The document, which follows the administration’s call for a $30 billion boost to defense spending and some funds for border security, including the wall, is “a list of suggested spending cuts” for this fiscal year, according to a Republican aide on Capitol Hill.

“In the past six years, more than 370,000 women have been screened for cervical cancer and 24,000 for breast cancer through Pink Ribbon Red Ribbon. More than 119,000 girls have been vaccinated against the human papillomavirus (HPV), which can lead to cervical and other cancers.” Bush wrote. “Nearly 1,000 health workers have been trained. With the proper resources and international commitment, we could end cervical cancer deaths on the continent in 30 years.”

“Critical to this effort is our Pink Ribbon Red Ribbon partner, the President’s Emergency Plan for AIDS Relief (PEPFAR),” he continued. “My administration launched PEPFAR in 2003 to address the HIV/AIDS pandemic that threatened to wipe out an entire generation on the continent of Africa.”

“As the executive and legislative branches review the federal budget, they will have vigorous debates about how best to spend taxpayers’ money — and they should. Some will argue that we have enough problems at home and shouldn’t spend money overseas,” Bush wrote. “I argue that we shouldn’t spend money on programs that don’t work, whether at home or abroad. But they should fully fund programs that have proven to be efficient, effective and results-oriented. Saving nearly 12 million lives is proof that PEPFAR works, and I urge our government to fully fund it.”

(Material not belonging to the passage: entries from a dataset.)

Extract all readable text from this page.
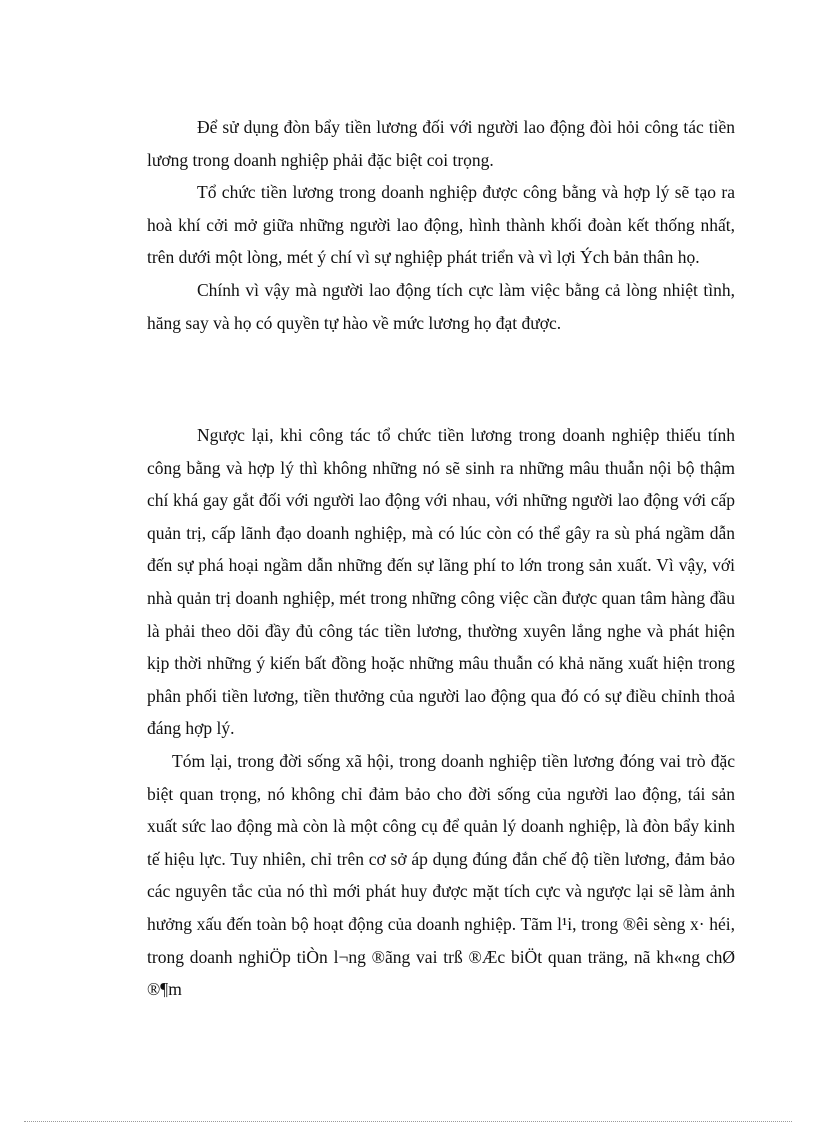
Để sử dụng đòn bẩy tiền lương đối với người lao động đòi hỏi công tác tiền lương trong doanh nghiệp phải đặc biệt coi trọng.

Tổ chức tiền lương trong doanh nghiệp được công bằng và hợp lý sẽ tạo ra hoà khí cởi mở giữa những người lao động, hình thành khối đoàn kết thống nhất, trên dưới một lòng, mét ý chí vì sự nghiệp phát triển và vì lợi Ých bản thân họ.

Chính vì vậy mà người lao động tích cực làm việc bằng cả lòng nhiệt tình, hăng say và họ có quyền tự hào về mức lương họ đạt được.

Ngược lại, khi công tác tổ chức tiền lương trong doanh nghiệp thiếu tính công bằng và hợp lý thì không những nó sẽ sinh ra những mâu thuẫn nội bộ thậm chí khá gay gắt đối với người lao động với nhau, với những người lao động với cấp quản trị, cấp lãnh đạo doanh nghiệp, mà có lúc còn có thể gây ra sù phá ngầm dẫn đến sự phá hoại ngầm dẫn những đến sự lãng phí to lớn trong sản xuất. Vì vậy, với nhà quản trị doanh nghiệp, mét trong những công việc cần được quan tâm hàng đầu là phải theo dõi đầy đủ công tác tiền lương, thường xuyên lắng nghe và phát hiện kịp thời những ý kiến bất đồng hoặc những mâu thuẫn có khả năng xuất hiện trong phân phối tiền lương, tiền thưởng của người lao động qua đó có sự điều chỉnh thoả đáng hợp lý.

Tóm lại, trong đời sống xã hội, trong doanh nghiệp tiền lương đóng vai trò đặc biệt quan trọng, nó không chỉ đảm bảo cho đời sống của người lao động, tái sản xuất sức lao động mà còn là một công cụ để quản lý doanh nghiệp, là đòn bẩy kinh tế hiệu lực. Tuy nhiên, chỉ trên cơ sở áp dụng đúng đắn chế độ tiền lương, đảm bảo các nguyên tắc của nó thì mới phát huy được mặt tích cực và ngược lại sẽ làm ảnh hưởng xấu đến toàn bộ hoạt động của doanh nghiệp. Tãm l¹i, trong ®êi sèng x· héi, trong doanh nghiÖp tiÒn l¬ng ®ãng vai trß ®Æc biÖt quan träng, nã kh«ng chØ ®¶m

“Most of the proposed reductions at the National Institutes of Health would come from research grants,” reports Bloomberg.

The savings would be found by slowing the rate of new patients put on treatment and reducing support to “low-performing countries.” States also would face a $50 million cut that would target “less effective HIV research and prevention activities.”

Rep. Barbara Lee (D-Oakland) slammed the proposed cuts to discretionary spending bills in 2017 through a reduction of funding to HIV/AIDS research

Lee described parts of the president’s proposal as “morally bankrupt” and warned that Trump’s “proposed reductions to PEPFAR and other HIV/AIDS programs would be a humanitarian catastrophe.”

“These cuts continue to erase LGBTQ people by cutting vital #HIV and #AIDS research,” tweeted Ross Murray, director of programs at Gay & Lesbian Alliance Against Defamation (GLAAD). “Research, education, testing and treatment are how we are going to get to 0 new infections. The Trump budget will set us back.”